A study conducted by SRK Peru evaluated the application of several machine learning models for mineral prospectivity mapping of copper porphyry–skarn deposits in the Andahuaylas–Yauri metallogenic belt of southern Peru. Public geoscientific datasets, such as those from the Instituto Geológico Minero y Metalúrgico (INGEMMET), were integrated to construct evidential maps representing lithogeochemical, lithological, and structural factors relevant to the formation of the target deposit types.

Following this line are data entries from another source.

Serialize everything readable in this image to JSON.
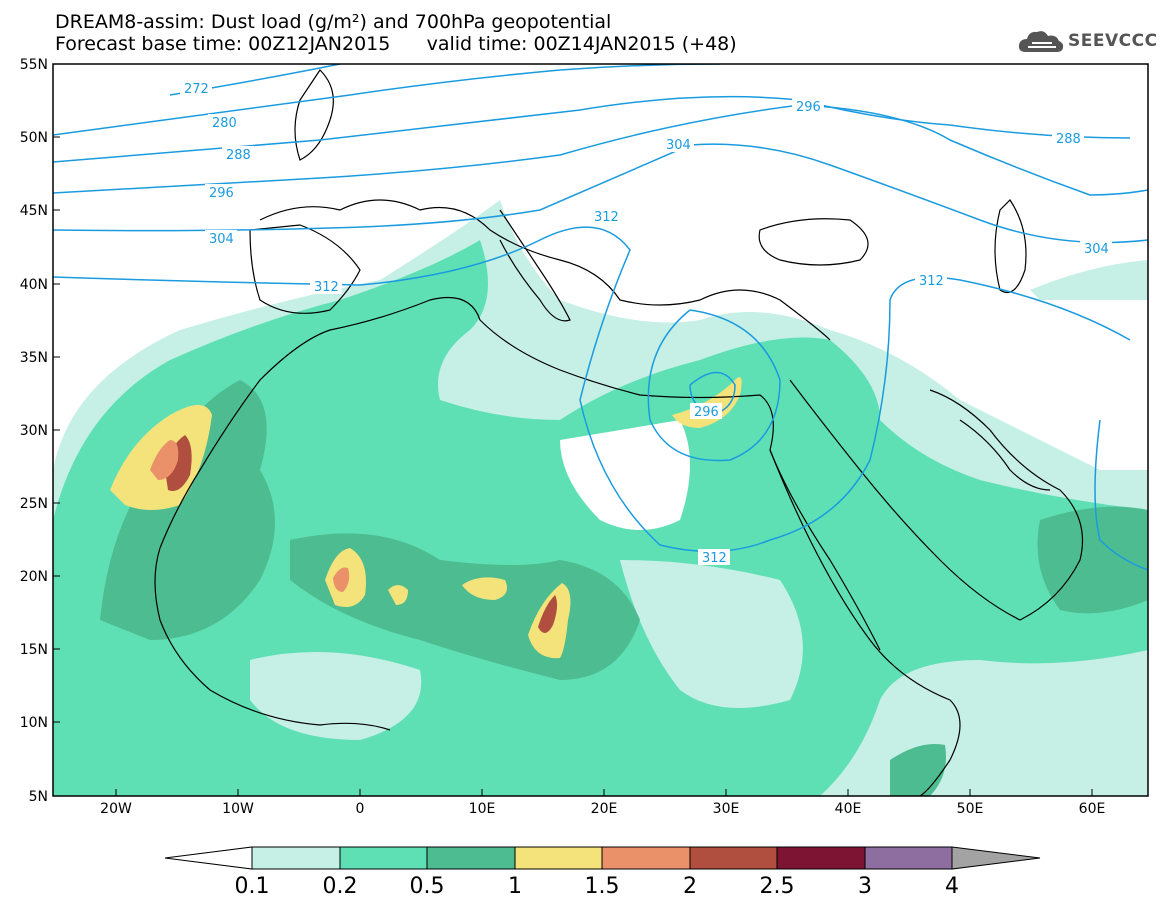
{
  "title": {
    "line1": "DREAM8-assim: Dust load (g/m²) and 700hPa geopotential",
    "line2": "Forecast base time: 00Z12JAN2015      valid time: 00Z14JAN2015 (+48)"
  },
  "logo": {
    "text": "SEEVCCC",
    "icon": "cloud-icon"
  },
  "map": {
    "lat_labels": [
      "55N",
      "50N",
      "45N",
      "40N",
      "35N",
      "30N",
      "25N",
      "20N",
      "15N",
      "10N",
      "5N"
    ],
    "lon_labels": [
      "20W",
      "10W",
      "0",
      "10E",
      "20E",
      "30E",
      "40E",
      "50E",
      "60E"
    ],
    "contour_labels": [
      "272",
      "280",
      "288",
      "296",
      "304",
      "312",
      "296",
      "304",
      "312",
      "288",
      "304",
      "312",
      "296",
      "312"
    ]
  },
  "colorbar": {
    "labels": [
      "0.1",
      "0.2",
      "0.5",
      "1",
      "1.5",
      "2",
      "2.5",
      "3",
      "4"
    ],
    "colors": {
      "c1": "#c6efe6",
      "c2": "#5fe0b4",
      "c3": "#4dbc91",
      "c4": "#f4e37a",
      "c5": "#eb916a",
      "c6": "#b04e3f",
      "c7": "#7e1433",
      "c8": "#8e6ea1",
      "c9": "#a3a3a3"
    }
  }
}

Four models — Random Forest (RF), Multilayer Perceptron (MLP), Convolutional Neural Network (CNN), and Graph Convolutional Network (GCN) — were compared to benchmark their performance in identifying areas with higher probabilities of mineral occurrence.

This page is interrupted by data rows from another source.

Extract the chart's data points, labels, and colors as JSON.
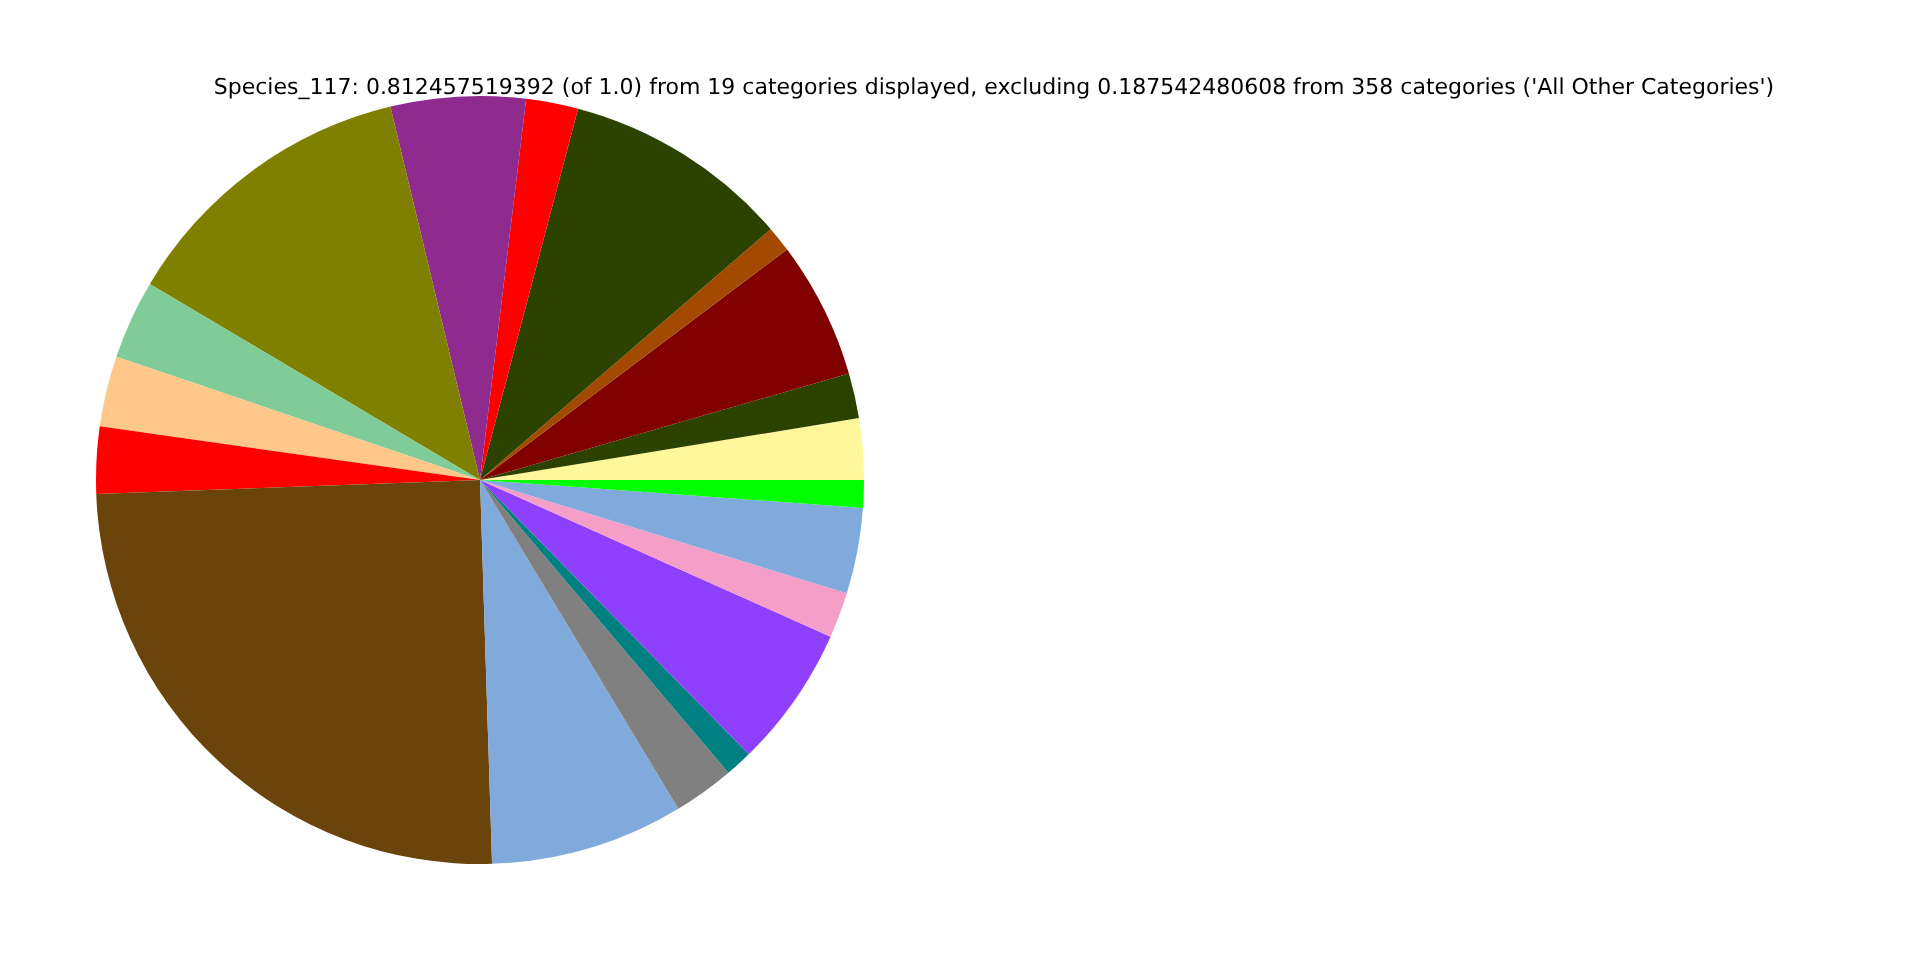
{
  "chart_data": {
    "type": "pie",
    "title": "Species_117: 0.812457519392 (of 1.0) from 19 categories displayed, excluding 0.187542480608 from 358 categories ('All Other Categories')",
    "categories": [
      null,
      null,
      null,
      null,
      null,
      null,
      null,
      null,
      null,
      null,
      null,
      null,
      null,
      null,
      null,
      null,
      null,
      null,
      null
    ],
    "values": [
      2.58,
      1.89,
      5.78,
      1.08,
      9.56,
      2.19,
      5.67,
      12.72,
      3.33,
      2.97,
      2.81,
      24.92,
      8.14,
      2.56,
      1.14,
      5.97,
      1.92,
      3.61,
      1.16
    ],
    "colors": [
      "#fff799",
      "#2b4200",
      "#800000",
      "#a34a00",
      "#2b4200",
      "#ff0000",
      "#8f2a8f",
      "#808000",
      "#80cc99",
      "#ffc78a",
      "#ff0000",
      "#6b440b",
      "#7faadb",
      "#808080",
      "#008080",
      "#8f40ff",
      "#f59ec7",
      "#7faadb",
      "#00ff00"
    ]
  }
}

All models were assessed using spatial cross-validation based on geographic clustering to mitigate bias, given the limited and imbalanced number of positive mineral occurrence data points. The primary metric was the area under the ROC curve (AUC), with average results of 0.89 (RF), 0.912 (MLP), 0.901 (CNN), and 0.907 (GCN). Although the Multilayer Perceptron achieved the highest Area Under the Curve, the Graph Convolutional Network produced results with greater spatial and geological coherence, assigning high probabilities to geologically favorable areas and delineating new zones of potential interest consistent with known mineralizing processes.
Furthermore, the prospectivity maps generated by the GCN showed a spatial logic more consistent with mineral systems models through their ability to incorporate spatial relationships within the data using graph structures. Unlike alternative approaches, which tended to overfit or failed to reflect significant geological variations, graph-based models offer distinct advantages for integrating complex spatial information in mineral exploration scenarios.
In conclusion, geological data quality and processing remain critical to the success of MPM, but artificial intelligence algorithms such as GCNs represent a significant advance in delineating and prioritizing exploration areas. These methods can effectively integrate both public and private data sources for mineral targeting.